The intra-aortic balloon pump (IABP) has been used for decades as a low-risk, inexpensive and widely available cardiac mechanical support device for different indications. The primary aim in the acute coronary syndrome (ACS) population has been to improve myocardial perfusion through augmentation of diastolic flow [1, 2]. Several large-scale randomised controlled trials (RCTs) have been performed in patients undergoing elective high-risk percutaneous coronary intervention (PCI) and those with ACS with or without shock [3]. Most studies have failed to show a clinical benefit in patients on IABP support. In particular, IABP use has declined following publication of the results of the IABP-SHOCK II trial in 2012. Dutch single-centre pilot studies did, however, point towards benefit in patients with ACS and persistent ischaemia and those with non-ischaemic cardiogenic shock [2, 4, 5].

In this issue of the Netherlands Heart Journal, Hemradj and colleagues from the Isala Hospital in Zwolle, the Netherlands describe the results of their retrospective cohort study on the use of preoperative IABP (pIABP) in patients with ST-elevation myocardial infarction (STEMI) undergoing urgent (≤ 48 h following hospital admission) coronary artery bypass grafting (CABG) in the period 2000–2018 [6]. Multiple single-centre RCTs have explored the efficacy of pIABP in patients undergoing high-risk cardiac surgery. These studies focused on patients with impaired ejection fraction, unstable angina, a high EuroSCORE or significant left main stem stenosis, but not on STEMI. Hemradj et al. did include patients with STEMI with or without shock, [6] which is unique in the literature. In total, 69.5% of the patients (171/246; mean: 9 times p. a.) received pIABP, and 21.1% of the pIABP patients (36/171; mean: 6 times p. a.) received one after 2012. pIABP patients had a lower blood pressure, lower left ventricular ejection fraction, higher prevalence of thrombolysis in myocardial infarction (TIMI) flow post-PCI grade < 3 and higher EuroSCORE. Crude 30-day all-cause mortality was 12.6%, and there was no statistically significant difference between the pIABP and non-pIABP groups (p = 0.82). Using inverse probability treatment weighting (IPTW) to adjust for imbalance in covariates, the authors found a mortality benefit. with a relative risk of 0.52 (0.30–0.88) for 30-day mortality associated with pIABP use, which persisted at 1 year.

The authors do not present a flowchart with the number of all STEMI patients ending up with urgent CABG in the investigated time frame. This raises the question how frequently urgent CABG is performed in STEMI patients in the modern era. From the data presented by the authors, we can deduce that after 2012, a declining annual number of ~12 patients with STEMI underwent urgent CABG. The reasons why PCI had failed in these patients are not fully clear, but 50.6% of the pIABP patients had a TIMI flow post-PCI grade < 3.

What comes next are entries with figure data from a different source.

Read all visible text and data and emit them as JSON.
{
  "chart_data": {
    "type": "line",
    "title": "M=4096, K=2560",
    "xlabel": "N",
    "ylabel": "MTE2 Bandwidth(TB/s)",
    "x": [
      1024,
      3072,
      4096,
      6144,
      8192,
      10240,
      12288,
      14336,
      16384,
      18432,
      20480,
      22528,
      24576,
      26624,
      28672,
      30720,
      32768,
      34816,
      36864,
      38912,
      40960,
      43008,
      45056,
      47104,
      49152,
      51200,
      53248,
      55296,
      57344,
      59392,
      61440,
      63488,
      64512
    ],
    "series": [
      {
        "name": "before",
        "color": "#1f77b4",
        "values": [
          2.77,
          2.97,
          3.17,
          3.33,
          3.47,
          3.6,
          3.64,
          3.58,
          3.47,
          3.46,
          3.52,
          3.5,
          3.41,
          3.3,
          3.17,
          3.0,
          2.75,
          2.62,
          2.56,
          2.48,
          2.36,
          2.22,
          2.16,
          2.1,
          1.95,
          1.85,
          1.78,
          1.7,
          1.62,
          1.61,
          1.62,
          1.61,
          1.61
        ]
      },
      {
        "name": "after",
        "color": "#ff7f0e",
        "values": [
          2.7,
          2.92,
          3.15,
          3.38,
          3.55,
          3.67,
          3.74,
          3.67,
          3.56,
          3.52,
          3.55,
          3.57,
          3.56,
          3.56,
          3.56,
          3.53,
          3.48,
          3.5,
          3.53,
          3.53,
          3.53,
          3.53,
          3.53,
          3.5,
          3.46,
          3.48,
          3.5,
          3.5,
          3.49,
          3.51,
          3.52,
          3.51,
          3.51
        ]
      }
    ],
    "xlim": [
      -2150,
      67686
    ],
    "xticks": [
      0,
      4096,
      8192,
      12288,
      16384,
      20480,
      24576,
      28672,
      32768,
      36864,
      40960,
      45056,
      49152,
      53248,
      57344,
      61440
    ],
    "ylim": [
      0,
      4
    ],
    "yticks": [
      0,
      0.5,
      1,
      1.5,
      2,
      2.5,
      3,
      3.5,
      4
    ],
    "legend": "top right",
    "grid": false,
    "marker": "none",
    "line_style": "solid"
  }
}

From a methodological perspective, there are four questions that arise. In general, the Methods section could have been more elaborate, and that makes us wonder how to interpret the results. First, how did the authors assess normality of the continuous variables? This is fundamental as many advanced statistical models and tests depend on the normality assumption. Further, it is likely, but not fully clear from the tables, that continuous variables are reported as median (interquartile range). Second, the authors describe the imputation of missing data. They correctly claim that missing data may lead to several biases and loss of precision. It is not clear which variables were used in this step for the imputation. Therefore, the reader cannot know how, and under what assumptions, the imputation was performed and cannot value the imputation step. The latter may be assessed by the so-called fraction of missing information. This measure examines ‘the loss of information due to missingness, while accounting for the amount of information retained by other variables within a data set’ [7]. Third, the authors describe that they used linear regression—which is normally used for continuous outcome variables—to estimate associations with the binary outcome variable (i.e. 30-day mortality). It is not clear why the authors used this statistical model to estimate the effects and how a relative risk is actually derived from linear regression. It is known that binary logistic regression is most suitable to assess mortality. Fourth, the authors used IPTW to attempt to mitigate the effects of confounding. One may ask what the validity of the IPTW procedure applied to a relatively small sample size is. Of course, a study population of 246 patients is larger than the previously proposed cutoff number of 150 [8], but the number of covariates used by Hemradj et al. for the IPTW procedure is higher [8]. As the inclusion of more covariates requires a larger sample size, 246 may be too little to successfully apply such a procedure.

In summary, the study conducted by Hemradj and colleagues suggests that STEMI patients in whom PCI failed and who underwent urgent CABG may benefit from IABP. Ideally, this should be investigated in a large RCT. However, considering the decreasing number of STEMI patients requiring urgent CABG, this may not be feasible.